Apps, Latency, VOI, OVH, Tor, Hosting, Integration, Min.io
Apps, Latency, VOI, OVH, Tor, Hosting, Integration, Min.io
- We've reached a full circle? I don't know if I should laugh or cry, because one new service is advertising that they've got a #website instead of #app. I guess people are just sick'n'tired of crap apps. It can be dynamically loaded without permanent installation. Wow, that's truly amazing!
- More network latency alerts. This route looks awesome, from Helsinki to: Stockholm, Frankfurt, and back to Helsinki. Nice. Now we've got 50 millisecond extra latency in "intra Helsinki" routing. The physical distance between the two endpoints is about 3 kilometers. Btw. Elisa is still routing all traffic from Helsinki to UpCloud Helsinki data center via Stockholm, is this where the intelligence agencies say that it would be good idea to give all data to us and this is totally legal way of doing it.
- VOI Scooters - Classic white list versus blacklist fail. There's region where you can drive with the electric scooters, and it's surrounded by red banned area where you can't leave the scooters. But you know what, they've made the classic mistake. They have marked the areas which are banned, instead of marking the areas which are allowed. Now, if you take the scooter from the allowed area outside the edge banned area, then it's in allowed area again. As example take it with car from large city to rural area tens of kilometers away. Duh, nobody's going to recover it from there, probably.
- OVH Control Panel, amazing work again. Great confirmation message: "Do you really want to delete these {} entries from the DNS zone?". These? Well said. I really would love to know what I'm deleting, but sure. It's just easier to answer, is THIS ok? If nobody specifies what THIS is. Classic business process, protocol and unclear communication.
- It's not possible to run IPv6 only Tor-node right now.

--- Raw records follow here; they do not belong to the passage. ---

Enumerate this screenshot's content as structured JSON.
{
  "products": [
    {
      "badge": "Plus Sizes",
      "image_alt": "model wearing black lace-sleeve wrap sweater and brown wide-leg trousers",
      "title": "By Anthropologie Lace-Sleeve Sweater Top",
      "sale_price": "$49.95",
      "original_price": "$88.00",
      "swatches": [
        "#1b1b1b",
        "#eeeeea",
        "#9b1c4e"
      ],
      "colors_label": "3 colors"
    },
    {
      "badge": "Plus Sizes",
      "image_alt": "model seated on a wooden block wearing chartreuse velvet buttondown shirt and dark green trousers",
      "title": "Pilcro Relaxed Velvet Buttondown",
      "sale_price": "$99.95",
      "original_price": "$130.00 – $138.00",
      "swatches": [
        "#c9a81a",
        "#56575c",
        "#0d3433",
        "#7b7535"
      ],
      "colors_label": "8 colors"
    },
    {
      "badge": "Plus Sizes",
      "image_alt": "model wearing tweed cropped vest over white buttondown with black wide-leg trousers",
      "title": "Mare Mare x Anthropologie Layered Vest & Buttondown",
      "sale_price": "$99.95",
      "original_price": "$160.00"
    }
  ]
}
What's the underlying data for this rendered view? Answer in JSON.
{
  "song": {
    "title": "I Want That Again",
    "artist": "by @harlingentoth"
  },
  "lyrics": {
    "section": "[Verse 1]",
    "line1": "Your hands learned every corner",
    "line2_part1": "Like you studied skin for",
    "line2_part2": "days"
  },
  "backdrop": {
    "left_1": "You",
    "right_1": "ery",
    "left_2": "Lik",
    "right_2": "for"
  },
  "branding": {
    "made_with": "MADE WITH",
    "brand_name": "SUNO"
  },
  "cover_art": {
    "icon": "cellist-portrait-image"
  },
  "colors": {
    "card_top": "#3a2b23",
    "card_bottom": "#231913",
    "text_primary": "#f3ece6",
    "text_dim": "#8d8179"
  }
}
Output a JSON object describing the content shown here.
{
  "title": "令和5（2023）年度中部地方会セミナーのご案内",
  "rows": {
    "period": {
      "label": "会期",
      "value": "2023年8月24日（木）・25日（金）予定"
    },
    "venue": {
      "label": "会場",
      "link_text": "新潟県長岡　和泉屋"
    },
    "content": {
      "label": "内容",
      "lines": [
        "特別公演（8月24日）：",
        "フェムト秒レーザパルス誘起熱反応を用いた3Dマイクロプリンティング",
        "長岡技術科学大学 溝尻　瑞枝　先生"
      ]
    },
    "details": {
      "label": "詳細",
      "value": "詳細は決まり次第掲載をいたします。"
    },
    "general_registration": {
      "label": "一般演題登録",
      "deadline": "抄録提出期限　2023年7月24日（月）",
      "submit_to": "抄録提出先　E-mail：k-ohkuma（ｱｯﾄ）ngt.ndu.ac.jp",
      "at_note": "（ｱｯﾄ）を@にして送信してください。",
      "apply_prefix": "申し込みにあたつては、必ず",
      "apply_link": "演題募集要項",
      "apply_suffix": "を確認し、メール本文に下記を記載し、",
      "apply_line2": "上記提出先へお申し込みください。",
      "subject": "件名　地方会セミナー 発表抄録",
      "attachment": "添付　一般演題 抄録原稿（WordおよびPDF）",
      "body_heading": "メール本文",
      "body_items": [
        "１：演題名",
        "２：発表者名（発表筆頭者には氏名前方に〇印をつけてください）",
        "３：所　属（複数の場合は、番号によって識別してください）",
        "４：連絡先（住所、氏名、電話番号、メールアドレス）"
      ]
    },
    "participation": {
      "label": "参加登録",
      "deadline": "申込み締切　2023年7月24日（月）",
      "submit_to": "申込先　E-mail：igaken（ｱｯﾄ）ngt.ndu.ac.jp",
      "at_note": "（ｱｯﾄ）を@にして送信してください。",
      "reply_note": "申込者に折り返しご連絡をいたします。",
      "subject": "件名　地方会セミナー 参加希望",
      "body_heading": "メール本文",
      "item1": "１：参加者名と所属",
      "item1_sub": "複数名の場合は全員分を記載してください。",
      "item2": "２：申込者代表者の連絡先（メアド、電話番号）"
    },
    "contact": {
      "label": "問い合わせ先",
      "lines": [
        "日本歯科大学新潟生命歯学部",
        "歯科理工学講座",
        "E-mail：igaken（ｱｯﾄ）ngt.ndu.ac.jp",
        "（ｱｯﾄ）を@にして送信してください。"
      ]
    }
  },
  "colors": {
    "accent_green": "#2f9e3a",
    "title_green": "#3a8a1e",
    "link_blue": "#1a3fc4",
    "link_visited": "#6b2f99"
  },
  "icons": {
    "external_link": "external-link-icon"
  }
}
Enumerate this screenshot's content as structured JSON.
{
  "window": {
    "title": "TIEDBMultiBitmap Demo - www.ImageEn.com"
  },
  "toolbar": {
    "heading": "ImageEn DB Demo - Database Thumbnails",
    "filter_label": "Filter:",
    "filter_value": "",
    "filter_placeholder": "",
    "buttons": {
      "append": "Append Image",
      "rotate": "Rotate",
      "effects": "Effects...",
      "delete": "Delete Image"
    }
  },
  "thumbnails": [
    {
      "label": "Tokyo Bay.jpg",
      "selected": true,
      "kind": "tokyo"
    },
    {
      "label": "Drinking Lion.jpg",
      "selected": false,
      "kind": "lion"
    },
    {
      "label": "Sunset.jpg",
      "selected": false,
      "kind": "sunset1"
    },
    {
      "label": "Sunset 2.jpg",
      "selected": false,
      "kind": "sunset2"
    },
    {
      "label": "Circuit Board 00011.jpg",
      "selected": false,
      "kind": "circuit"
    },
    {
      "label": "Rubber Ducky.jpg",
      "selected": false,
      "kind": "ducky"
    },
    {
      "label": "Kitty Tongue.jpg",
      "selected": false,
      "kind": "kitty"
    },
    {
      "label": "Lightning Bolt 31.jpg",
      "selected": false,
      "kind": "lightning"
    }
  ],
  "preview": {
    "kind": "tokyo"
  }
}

You can run IPv4 + IPv6 node, but you can't run IPv6 alone. Afaik, that's pretty poor design, and reveals that IPv6 is "afterthought".
- Just read a long complaint how a hosting company "killed a successful business". - Wait what? - Well, they were using single hosting company for ALL OF THEIR IT needs, including backups. Well, I think I've written about that several times in my blog. Why would anyone give everything to Google, Amazon or Microsoft (or any other company) what if they decide to ruin you. Well, then you're out of luck. How about having proper and tested disaster recovery plan. And of course do not use their proprietary services, which prevent you from relocating quickly. Relocating to new hosting provider should be a tested and quick task. Preferably hours, maybe days, but so what. It's not the end of the world. Except, err, you've failed so bad that it kind of makes me wanting to laugh. But sure, it's a sad story if your business got ruined in the process. - Just think about it, if you're proud to say that we're using provider X for everything. It's something you should be really ashamed and hide, and really not proud at all. That's why I've got always prearranged agreements with at least one backup (usually two) providers. So in case bleep happens, we can at least star the recovery immediately. Ok, it's lot of work and not pretty. But it's nothing permanent and just a temporary bump on track. Also if they're going to suspend any service, I would expect personal call before that happening from the hosting provider. But sure, there are those "bulk providers" who just don't give a bleep about their customers and you can't expect such service. - Also always make sure that whatever happens, the attackers can't destroy the backups. So off-site, and off-line backups are required. Independent isolated systems, which do not allow deleting or overwriting data.
- More integration solutions, but all I can say about this project is "Palkeet" and "VIA", no further details are available.
- Studied min.io - Very nice indeed, I like it, just like I like Duplicati. One thing I'm missing from 7-zip is Reed-Solomon erasure coding. Minio features: Erasure Code, Bitrot Protection, Encryption & WORM, Identity Management, Continuous Replication, Global Federation, Multi-Cloud Gateway, Kubernetes - Strangely they say AEAD but they still list AES-CBC, shouldn't that be AES-CBC-HMAC-SHA256 or something to provide that authentication part of AEAD.